Como será que ela teria se sentido com a tamanha exposição de seu filho,Léo, que na época tinha apenas um ano de vida, sofreu? Com todos os rumores e palpites de com quem sua guarda ficaria espalhados pela internet? Com pessoas tentando atribuir o evento que levou sua morte a estampa da roupa que ela usava em seus últimos momentos? Com as especulações sobre o futuro de sua carreira sobrepondo diversos outros assuntos muito mais importantes?
E como ela teria se sentido se soubesse que, dois anos após sua morte, ela seria violada mais uma vez, quando uma foto do documento de sua autópsia fosse jogada nas redes sociais e compartilhada tão rápido e naturalmente?

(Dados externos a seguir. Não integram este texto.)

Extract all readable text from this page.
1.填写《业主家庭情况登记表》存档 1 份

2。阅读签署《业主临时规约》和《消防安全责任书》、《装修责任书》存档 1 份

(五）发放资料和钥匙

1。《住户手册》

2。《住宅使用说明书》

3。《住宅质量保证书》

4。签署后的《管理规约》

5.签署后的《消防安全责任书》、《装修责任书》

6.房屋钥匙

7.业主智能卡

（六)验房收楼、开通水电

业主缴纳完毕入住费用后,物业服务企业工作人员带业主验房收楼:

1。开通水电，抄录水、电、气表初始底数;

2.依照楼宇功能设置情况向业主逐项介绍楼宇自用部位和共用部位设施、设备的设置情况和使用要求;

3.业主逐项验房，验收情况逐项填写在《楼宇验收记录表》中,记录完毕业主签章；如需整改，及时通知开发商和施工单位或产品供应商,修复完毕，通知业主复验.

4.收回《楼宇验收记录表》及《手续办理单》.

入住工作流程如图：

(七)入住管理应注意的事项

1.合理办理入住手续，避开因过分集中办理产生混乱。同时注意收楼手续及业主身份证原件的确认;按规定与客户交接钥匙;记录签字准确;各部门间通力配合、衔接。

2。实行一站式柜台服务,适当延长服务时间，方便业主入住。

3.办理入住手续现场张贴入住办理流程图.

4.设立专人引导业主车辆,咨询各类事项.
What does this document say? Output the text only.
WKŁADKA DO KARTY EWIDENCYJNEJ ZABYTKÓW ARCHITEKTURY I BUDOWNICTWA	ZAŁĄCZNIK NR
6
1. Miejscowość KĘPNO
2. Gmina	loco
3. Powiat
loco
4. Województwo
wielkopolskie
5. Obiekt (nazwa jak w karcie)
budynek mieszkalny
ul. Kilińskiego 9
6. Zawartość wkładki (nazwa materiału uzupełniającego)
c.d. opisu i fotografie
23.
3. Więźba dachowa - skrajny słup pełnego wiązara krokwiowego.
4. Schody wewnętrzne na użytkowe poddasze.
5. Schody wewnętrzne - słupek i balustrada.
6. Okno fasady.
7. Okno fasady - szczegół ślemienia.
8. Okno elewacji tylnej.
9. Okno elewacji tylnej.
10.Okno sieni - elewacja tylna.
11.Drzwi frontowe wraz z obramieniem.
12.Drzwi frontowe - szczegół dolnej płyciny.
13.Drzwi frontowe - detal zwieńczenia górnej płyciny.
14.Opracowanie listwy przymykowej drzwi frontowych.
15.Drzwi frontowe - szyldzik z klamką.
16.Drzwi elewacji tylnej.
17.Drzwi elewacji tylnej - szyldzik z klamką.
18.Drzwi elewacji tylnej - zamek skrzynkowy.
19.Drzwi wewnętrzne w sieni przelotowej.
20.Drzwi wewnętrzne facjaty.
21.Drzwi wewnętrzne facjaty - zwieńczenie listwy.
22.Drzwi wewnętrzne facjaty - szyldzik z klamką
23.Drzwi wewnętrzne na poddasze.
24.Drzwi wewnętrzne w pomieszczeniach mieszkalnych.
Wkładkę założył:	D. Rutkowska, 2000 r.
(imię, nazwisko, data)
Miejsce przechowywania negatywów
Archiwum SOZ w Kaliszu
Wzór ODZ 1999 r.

Todas essas perguntas são simples de responder quando, anos atrás, em 2019, Marília deixou um comentário em suas redes sociais que diz bastante sobre o que ela esperava que pudesse receber como respeito pós morte:
“É muito complicado contar com a ética na prestação de serviços de qualquer forma… minha gravidez foi descoberta por um exame de sangue vazado e tudo que eu faço é dessa forma… dá medo até de morrer pq as pessoas não respeitam nem esse momento e conhecemos casos parecidos…”, desabafou em seu twitter no dia 13 de agosto de 2019.
Parece que todos não fizeram nada além do que ela esperava. Os veículos tiraram todos os seus sentimentos da equação quando decidiram usar a fatalidade de seu acidente como maneira de se promover. Agindo de forma não só antiética mas desumana. Marília Mendonça merecia mais do que isso.